Abstract This research group evaluated the bondability of sinter bonding using Ni nanoparticles, which have a high melting point and excellent corrosion resistance, as a new metal nanoparticle bonding material, and found that bonding is possible at bonding temperatures below 400 °C when the particle size is less than 100 nm. Furthermore it was found that Ni nanoparticles can be directly bonded to Al, which is considered difficult to bond directly with solder materials containing tin (Sn) or lead (Pb), and that high bonding strength can be obtained. In addition, the bonding strength of Ni nanoparticles to Al was higher when bonded in air than in a reduction atmosphere of N2+H2 (3%), indicating that there were differences in bonding properties depending on the bonding atmosphere.

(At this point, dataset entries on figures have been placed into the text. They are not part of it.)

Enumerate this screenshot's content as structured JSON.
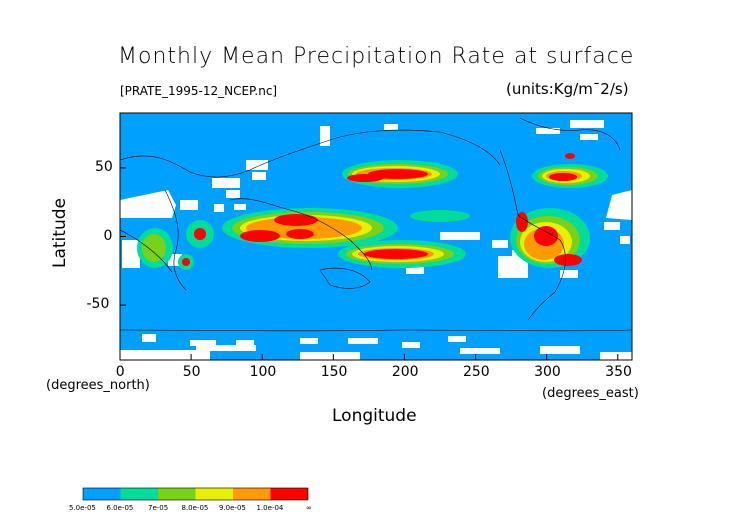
{
  "title": "Monthly Mean Precipitation Rate at surface",
  "file_label": "[PRATE_1995-12_NCEP.nc]",
  "units": "(units:Kg/m¯2/s)",
  "axes": {
    "ylabel": "Latitude",
    "xlabel": "Longitude",
    "y_units": "(degrees_north)",
    "x_units": "(degrees_east)",
    "x_ticks": [
      "0",
      "50",
      "100",
      "150",
      "200",
      "250",
      "300",
      "350"
    ],
    "y_ticks": [
      "50",
      "0",
      "-50"
    ]
  },
  "colorbar": {
    "labels": [
      "5.0e-05",
      "6.0e-05",
      "7e-05",
      "8.0e-05",
      "9.0e-05",
      "1.0e-04",
      "∞"
    ],
    "colors": [
      "#00a0ff",
      "#00dc9a",
      "#7ad11a",
      "#e6f000",
      "#ff9a00",
      "#ff0000"
    ]
  },
  "map": {
    "ocean_color": "#00a0ff",
    "missing_color": "#ffffff",
    "x_range": [
      0,
      360
    ],
    "y_range": [
      -90,
      90
    ]
  }
}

In this study, we compared the bonding properties to Al in different bonding atmospheres. In the N2+H2 (3%) reducing atmosphere, the bonding strength was not increased even when the bonding temperature was increased. On the other hand, the bonding strength was significantly increased with increasing bonding temperature over 330 °C in air. The failure mode was also rupture in the bonding layer, and good bonding was achieved at the Ni/Al bonding interface. Observation of the bonding interface between Ni nanoparticles and Al using Transmission electron microscope (TEM) showed the presence of an interlayer of oxide film at both bonding interfaces in air and in the N2+H2 (3%) reduction atmosphere. And the oxide layer at the interface bonded in air was thicker, indicating that the structure at the interface between the Ni layer, the oxide layer and the Al layer has changed. It was suggested that the difference in oxide film formation behavior, structure, and thickness affects the bondability due to the difference in the bonding atmosphere.